Interview conduite par Abir CHEMLI

Les nouvelles qui nous parviennent de Gaza ne sont pas du tout bonnes... Outre la terreur des bombardements, les tueries barbares et le feu dévorant jeté par une armée déshumanisée, les Gazaouis souffrent aussi de famine, de propagation des maladies et d’un terrible manque d’hygiène... Le bilan dressé par le ministère de la Santé Palestinien donne froid au dos et glace le sang de ceux qui prétendent encore appartenir au rang des humains... Même si les habitants de Gaza survivraient au feu du colonisateur, ils risqueraient malheureusement de pâtir des conséquences terribles de cette guerre injuste sur la santé...
Comment vivent-ils ? Que risquent-ils ? Que leur faut-il et en toute urgence pour...survivre ? C’est à ce propos que lequotdien.com.tn a interrogé le Dr Melek Abdennadher, médecin généraliste de première ligne.

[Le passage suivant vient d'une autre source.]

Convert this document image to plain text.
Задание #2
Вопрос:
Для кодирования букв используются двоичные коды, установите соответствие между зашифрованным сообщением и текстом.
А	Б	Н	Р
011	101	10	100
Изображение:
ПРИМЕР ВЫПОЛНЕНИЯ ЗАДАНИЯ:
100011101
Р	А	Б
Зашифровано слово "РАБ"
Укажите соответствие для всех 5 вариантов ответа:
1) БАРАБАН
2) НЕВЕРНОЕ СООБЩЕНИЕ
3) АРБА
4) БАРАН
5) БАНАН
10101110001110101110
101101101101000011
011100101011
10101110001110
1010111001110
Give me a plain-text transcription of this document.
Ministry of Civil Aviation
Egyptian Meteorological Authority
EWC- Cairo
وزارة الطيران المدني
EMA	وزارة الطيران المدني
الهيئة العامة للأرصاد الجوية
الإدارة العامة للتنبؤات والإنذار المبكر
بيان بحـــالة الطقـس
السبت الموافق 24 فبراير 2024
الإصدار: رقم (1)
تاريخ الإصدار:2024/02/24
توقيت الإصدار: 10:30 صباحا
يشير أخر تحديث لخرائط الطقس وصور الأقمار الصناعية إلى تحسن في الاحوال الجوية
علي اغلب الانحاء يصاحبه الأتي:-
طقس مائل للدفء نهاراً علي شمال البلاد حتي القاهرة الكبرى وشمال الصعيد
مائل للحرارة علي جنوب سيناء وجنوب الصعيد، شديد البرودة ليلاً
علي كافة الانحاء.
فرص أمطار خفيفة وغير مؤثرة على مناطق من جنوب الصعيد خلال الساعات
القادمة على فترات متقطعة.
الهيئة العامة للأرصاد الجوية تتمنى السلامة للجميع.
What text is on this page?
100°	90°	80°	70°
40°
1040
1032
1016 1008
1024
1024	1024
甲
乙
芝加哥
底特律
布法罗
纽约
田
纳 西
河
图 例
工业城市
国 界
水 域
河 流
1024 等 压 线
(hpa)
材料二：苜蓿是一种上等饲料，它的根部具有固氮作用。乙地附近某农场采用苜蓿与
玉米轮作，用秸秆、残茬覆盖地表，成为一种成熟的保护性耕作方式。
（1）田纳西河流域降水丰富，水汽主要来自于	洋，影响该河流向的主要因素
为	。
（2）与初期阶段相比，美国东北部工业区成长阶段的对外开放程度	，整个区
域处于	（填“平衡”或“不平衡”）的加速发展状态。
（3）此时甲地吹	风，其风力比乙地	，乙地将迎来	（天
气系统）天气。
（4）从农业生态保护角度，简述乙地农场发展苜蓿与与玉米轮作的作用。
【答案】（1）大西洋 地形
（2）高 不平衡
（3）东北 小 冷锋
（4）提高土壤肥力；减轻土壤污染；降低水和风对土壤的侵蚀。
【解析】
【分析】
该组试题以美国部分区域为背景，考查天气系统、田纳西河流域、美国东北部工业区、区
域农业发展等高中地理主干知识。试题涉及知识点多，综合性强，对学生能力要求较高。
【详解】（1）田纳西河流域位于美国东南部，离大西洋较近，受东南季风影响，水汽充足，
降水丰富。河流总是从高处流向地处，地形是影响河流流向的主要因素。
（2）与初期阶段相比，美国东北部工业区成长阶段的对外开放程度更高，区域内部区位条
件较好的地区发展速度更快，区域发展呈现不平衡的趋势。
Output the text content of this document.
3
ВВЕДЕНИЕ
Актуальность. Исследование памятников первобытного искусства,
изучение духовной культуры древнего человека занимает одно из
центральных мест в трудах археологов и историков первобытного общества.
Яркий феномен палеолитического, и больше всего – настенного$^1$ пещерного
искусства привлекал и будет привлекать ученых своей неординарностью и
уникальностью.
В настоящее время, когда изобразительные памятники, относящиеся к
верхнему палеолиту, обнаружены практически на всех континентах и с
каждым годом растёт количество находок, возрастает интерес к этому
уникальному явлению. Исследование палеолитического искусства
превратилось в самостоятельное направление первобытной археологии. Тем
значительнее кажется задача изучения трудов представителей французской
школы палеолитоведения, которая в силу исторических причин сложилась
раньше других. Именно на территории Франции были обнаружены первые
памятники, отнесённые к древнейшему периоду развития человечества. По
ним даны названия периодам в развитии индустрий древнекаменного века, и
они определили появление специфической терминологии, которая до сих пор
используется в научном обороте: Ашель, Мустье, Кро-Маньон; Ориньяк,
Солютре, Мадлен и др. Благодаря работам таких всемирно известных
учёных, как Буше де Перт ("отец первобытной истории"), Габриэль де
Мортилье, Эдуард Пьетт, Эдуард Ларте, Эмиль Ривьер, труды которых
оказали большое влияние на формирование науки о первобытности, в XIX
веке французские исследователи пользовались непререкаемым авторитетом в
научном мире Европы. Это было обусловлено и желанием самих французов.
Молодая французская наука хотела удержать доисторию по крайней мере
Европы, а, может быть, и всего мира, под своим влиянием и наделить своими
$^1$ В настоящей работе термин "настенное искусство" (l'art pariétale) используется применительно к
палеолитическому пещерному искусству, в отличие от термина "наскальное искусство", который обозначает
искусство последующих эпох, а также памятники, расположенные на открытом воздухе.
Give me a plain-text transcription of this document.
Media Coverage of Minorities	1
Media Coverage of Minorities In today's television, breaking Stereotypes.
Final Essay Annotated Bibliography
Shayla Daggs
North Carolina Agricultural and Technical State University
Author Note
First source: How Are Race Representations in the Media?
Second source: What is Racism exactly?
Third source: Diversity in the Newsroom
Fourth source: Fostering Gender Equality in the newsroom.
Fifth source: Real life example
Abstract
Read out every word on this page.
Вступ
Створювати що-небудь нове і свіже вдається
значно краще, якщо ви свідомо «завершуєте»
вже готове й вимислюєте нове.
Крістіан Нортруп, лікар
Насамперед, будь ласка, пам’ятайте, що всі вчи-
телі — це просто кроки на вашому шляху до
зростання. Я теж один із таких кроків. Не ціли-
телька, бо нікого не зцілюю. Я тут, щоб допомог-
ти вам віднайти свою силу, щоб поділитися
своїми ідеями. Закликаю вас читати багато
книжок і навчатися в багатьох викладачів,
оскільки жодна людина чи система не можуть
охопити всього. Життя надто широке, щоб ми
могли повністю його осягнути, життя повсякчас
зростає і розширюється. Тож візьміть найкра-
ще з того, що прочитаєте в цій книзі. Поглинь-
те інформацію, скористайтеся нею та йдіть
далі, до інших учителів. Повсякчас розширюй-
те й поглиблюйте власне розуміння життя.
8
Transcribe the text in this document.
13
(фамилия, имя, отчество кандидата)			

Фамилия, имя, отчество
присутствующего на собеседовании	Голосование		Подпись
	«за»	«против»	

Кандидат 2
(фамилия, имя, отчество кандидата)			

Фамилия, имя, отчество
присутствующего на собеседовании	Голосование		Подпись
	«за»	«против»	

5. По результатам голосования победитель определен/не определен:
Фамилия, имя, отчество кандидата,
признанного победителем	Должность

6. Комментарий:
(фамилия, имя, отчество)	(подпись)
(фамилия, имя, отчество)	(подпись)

-LeQuotidien : L’autorité sanitaire palestinienne à Ghaza a affirmé avoir détecté environ 700 000 cas de maladies infectieuses et cutanées. En tant que médecin, comment décririez-vous cette situation sanitaire ?


- Que s’est-il passé à Gaza ? Il y a eu des bombardements massifs où des milliers de tonnes d’explosifs ont été jetés sur les foyers. Les Gazaouis n’avaient donc plus de toits par-dessus leur tête ni un refuge où s’abriter. Ils étaient contraints de se rassembler sous les seuls endroits disponibles où ils vivent en collectivité. Et qui dit collectivité, dit surpeuplement. Et il s’agit là des premiers facteurs de risque pour la propagation des maladies et pour les contaminations. J’explique : lorsqu’un membre d’une famille de cinq personnes attrape le virus de la grippe, il risque de contaminer les cinq autres membres puisqu’ils vivent ensemble ! Mais imaginons que ce sujet vit en collectivité avec 200, 300, 500 personnes ou plus ! La contamination risque de passer à toutes ces personnes !

Les mesures barrières qui imposent une distanciation, le port d’un masque, le lavage fréquent des mains, le non-partage des affaires personnelles, etc. n’est même pas envisageable compte tenu des circonstances dans les refuges ! Les gens manquent cruellement d’espace, s’entassent les uns sur les autres, n’ont ni eau, ni savon, ni sanitaires, ni affaires personnelles, ni outils pour désinfecter, ni les moyens pour isoler les personnes malades ... bref, c’est un nid idéal pour la prolifération de toutes sortes de virus et de bactéries ! Dans de pareilles collectivités, il y a sûrement des personnes fragiles comme les cancéreux, les asthmatiques, les diabétiques, ceux qui souffrent d’insuffisance rénale... et tous les sujets immunodéprimés. Et ce, à côté des vieilles personnes, des nourrissants et des femmes enceintes qui ont tous une immunité faible et fragilisée. Un simple virus d’influenza circulant parmi ces personnes souffrantes de maladies chroniques et ayant une faible immunité, peut carrément les tuer ! D’où la gravité de la situation!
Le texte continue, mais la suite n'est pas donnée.